Inflation-busting increases blamed on need to invest in super-sewer as London grows
Britain’s biggest water company plans inflation-busting price rises over the next six years that could leave customers paying around £100 a year more by the end of the decade. Thames Water wants to review current price rules agreed with regulator Ofwat and to increase customers’ bills by at least £15 next year.
The company then plans an above-inflation increase for the following five years, which will leave the average customer with a bill of more than £450 a year by 2020.
The company will justify the price increase to the regulator by claiming there have been recent unforeseen costs and there is a need to invest in major infrastructure projects, including a new £4.1bn super-sewer to cope with London’s rising population.
However, the organisation that represents the water firms’ customers, the Consumer Council for Water (CCWater), said it was “concerned” by plans for above-inflation price rises in the current economic climate. Steve Hobbs, policy manager at CCWater, said: “Due to the wider context of the economy and the pressures householders are under due to their budgets, more than ever Thames, and all the other companies, have to listen to customers.
“Really if a company is looking at above-inflation rises it needs to justify it and show that it has listened to customers, explained the reasons for those increases, and crucially show customers have accepted it. We will be looking for evidence of that.
“The financial performance of the industry, especially in the last couple of years, has been pretty good. I think the time has come for that gain to benefit the customers as well as the shareholders. We would like to see a better balance.”
According to the latest available accounts, Thames paid total dividends to its shareholders of £1.18bn in the five years to March 2012. Last year the company enjoyed operating profits of £650m, although it did not pay any corporation tax in 2012 by offsetting the interest payments on its debts against its tax liability and delaying it by claiming allowances on capital project spending.
Thames is owned by an international consortium of investors led by the European arm of an Australian bank, Macquarie Group. Martin Baggs, the chief executive of Thames Water, was given a bonus of £420,000 on top of his £425,000 salary and is in line for a further windfall of £1m based on company performance through to 2015.
Martin Blaiklock, a former director of utilities at the European Bank for Reconstruction and Development, said that the company should have paid less to its shareholders and saved more for investment.
He said: “If Thames had not been so generous to its shareholders with dividends over the last 12 years, and strengthened, rather than weakened, their balance sheet, they would not be in the predicament they are today.”
Thames’s plans, laid out in a draft business plan for 2015-2020, will fuel concern over the policies of the UK’s water companies which since privatisation in 1989 have increased their average bills from £236 to £340, although the privatised companies maintain that prices increased at a greater rate when they were state-owned.

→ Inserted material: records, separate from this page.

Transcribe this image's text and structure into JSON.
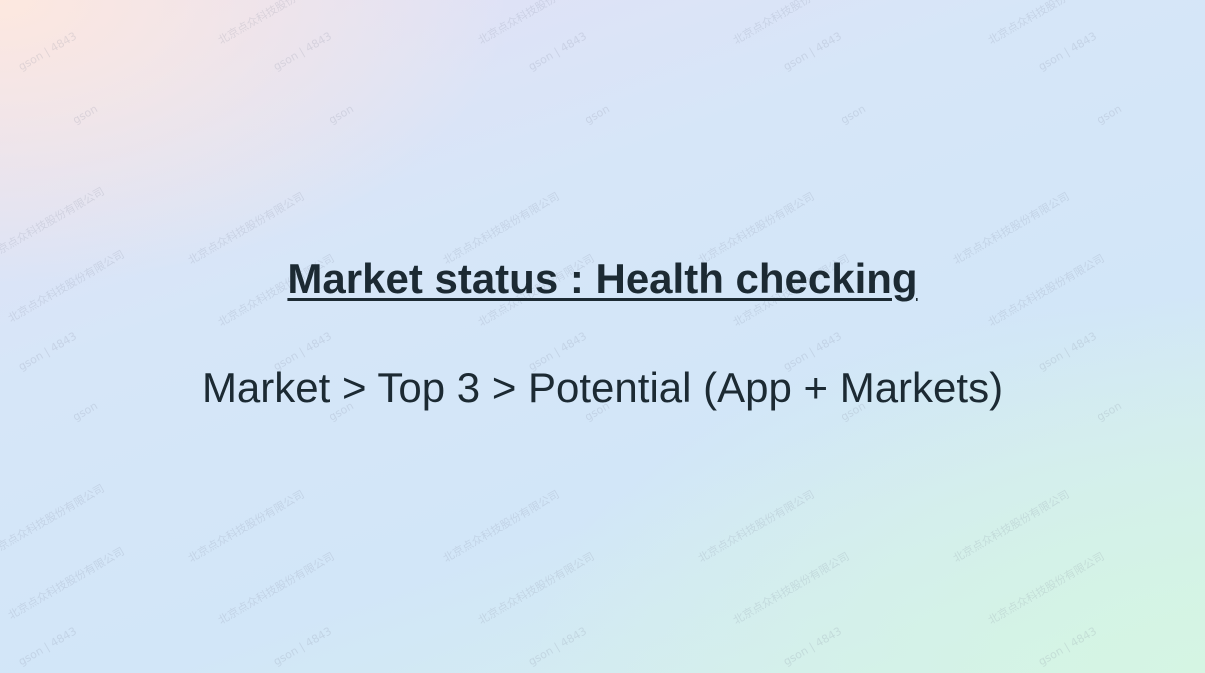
{
  "slide": {
    "title": "Market status : Health checking",
    "subtitle": "Market > Top 3 > Potential (App + Markets)"
  },
  "watermark": {
    "company_text": "北京点众科技股份有限公司",
    "user_text": "gson | 4843",
    "short_text": "gson"
  }
}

Critics say the takeover of the water industry by private equity firms, which have often burdened the UK companies with offshore intra-company debt, has seen a profitable, secure industry turned into a cash cow in which customers are the financial losers.

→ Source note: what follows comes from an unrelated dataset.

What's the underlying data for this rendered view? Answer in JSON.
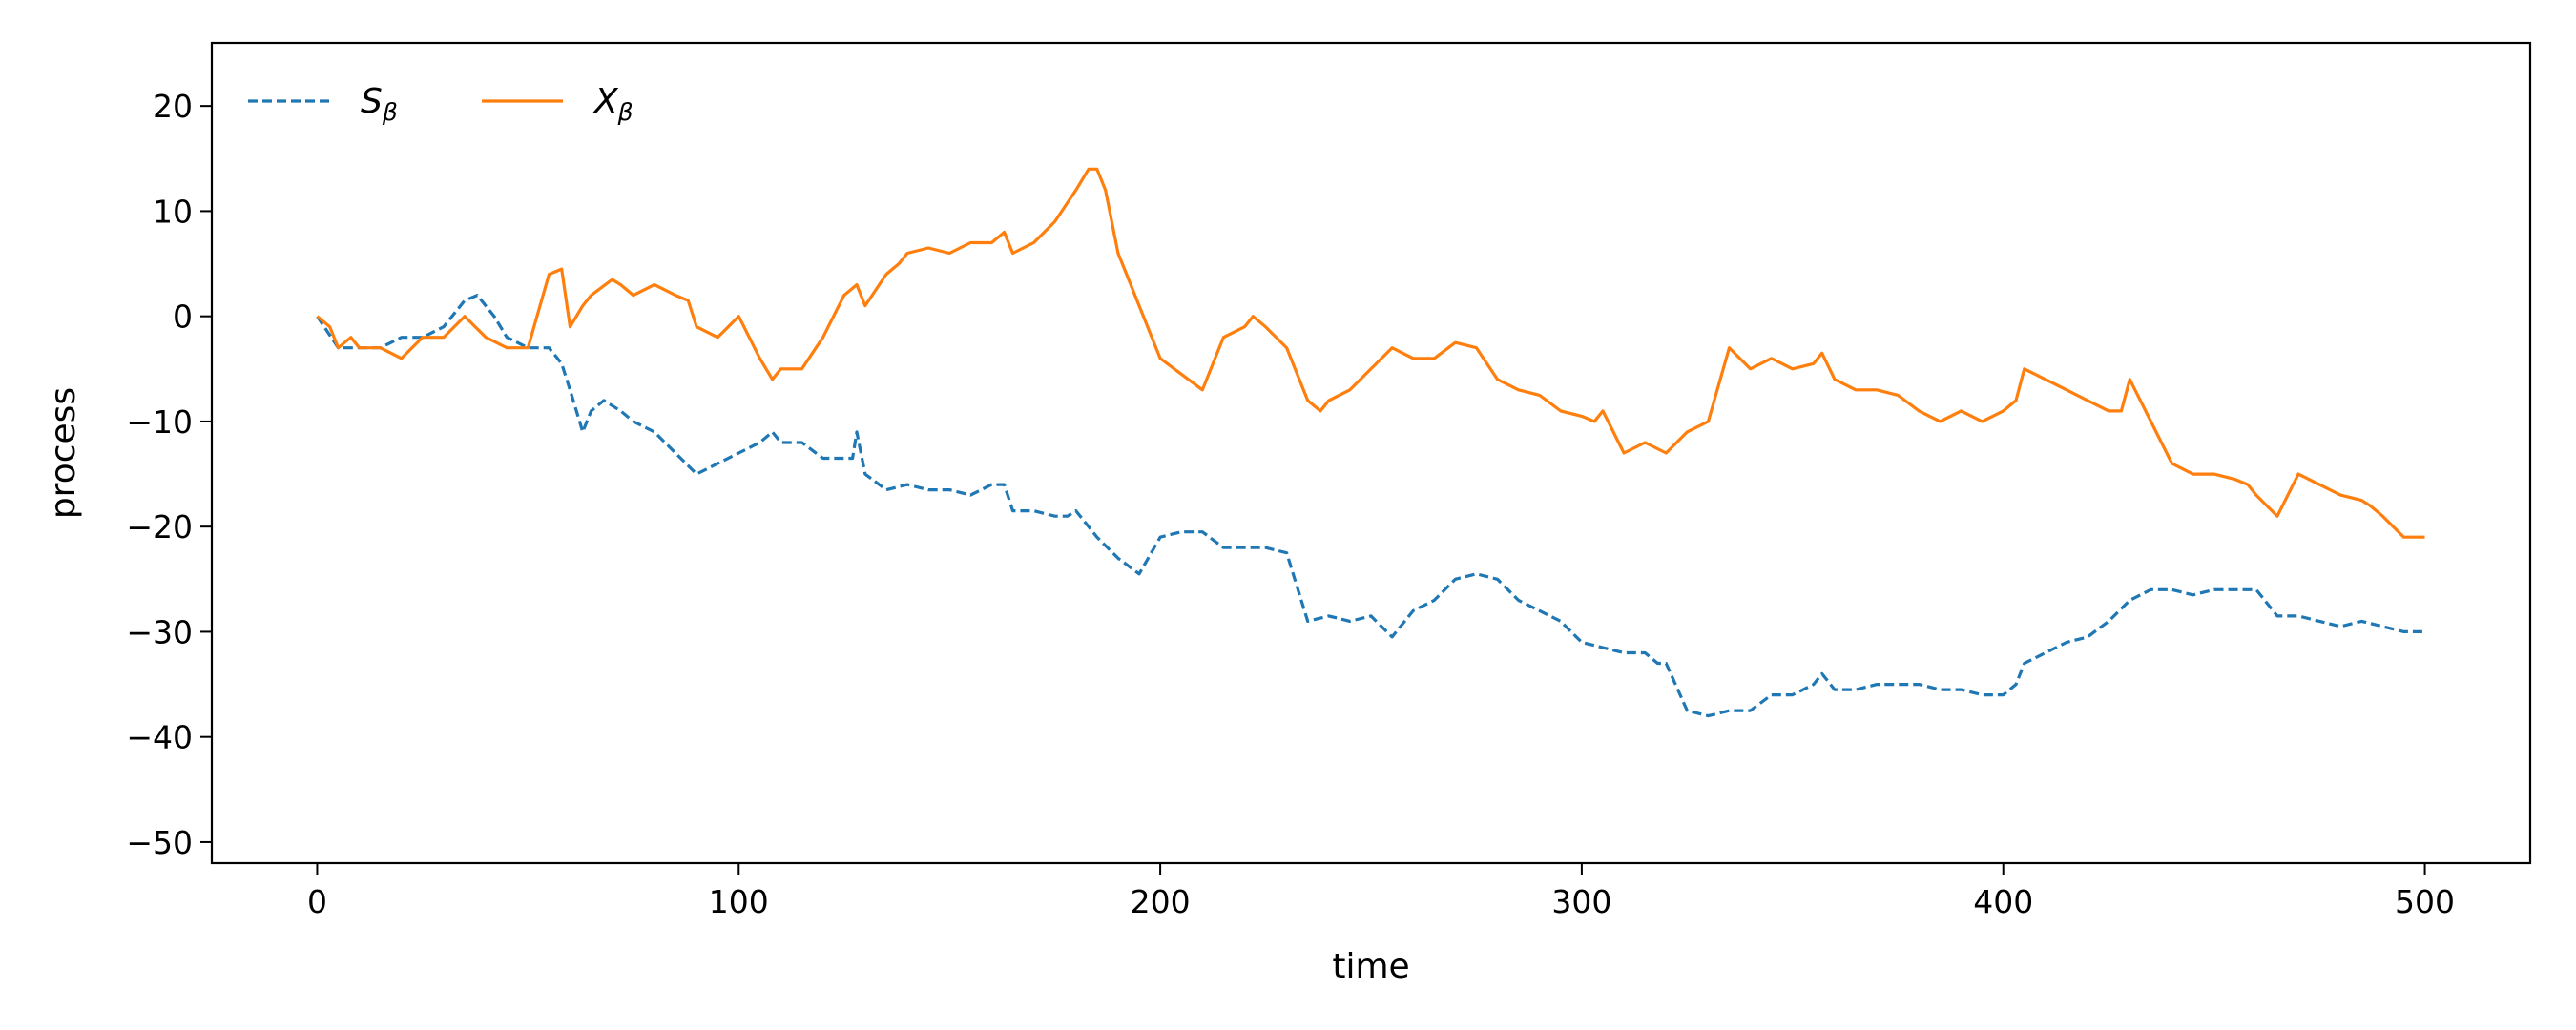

Severn Trent is the latest firm to catch the eye of private-equity buyers. The company recently rejected an approach by a consortium of Canada’s Borealis, the Kuwait Investment Office and the UK’s Universities Superannuation Scheme.
A spokesman for Thames Water said the company had the second-lowest average bills in the country and that rises were required for investment in infrastructure. He added that the full impact of the costs of the new super-sewer would hit customers in around 2020, and that alone would add around £70 to £80 to all customers’ bills, not including inflation.
He said: “We are proposing 1%-a-year above-inflation bill rises between 2015 and 2020 to help fund essential upgrades to our ageing pipes, sewers and other facilities, so we can continue providing high-quality, affordable services to our customers while keeping pace with population growth, climate change, new laws and regulations and rising energy costs.
“We propose that by 2019-20 our average household bill will be £370 a year before inflation, up from £354 today. This excludes the cost of the Thames Tideway Tunnel, the full impact of which will come into effect in the early 2020s.
“Our customers’ bills are the second-lowest in the country, at less than £1 a day per household, while we continue to invest a record £1bn a year in infrastructure upgrades – more than any other company ever has.
“As a result, Thames Water’s operational performance – as measured by leakage, tapwater quality and sewage works compliance – is close to its best level ever.
“This transformation would never have been possible under public ownership. The UK water industry has made capital investment of £108bn since privatisation in 1989, and this work continues. Far from an example of its failure, the industry is an example of privatisation’s success.”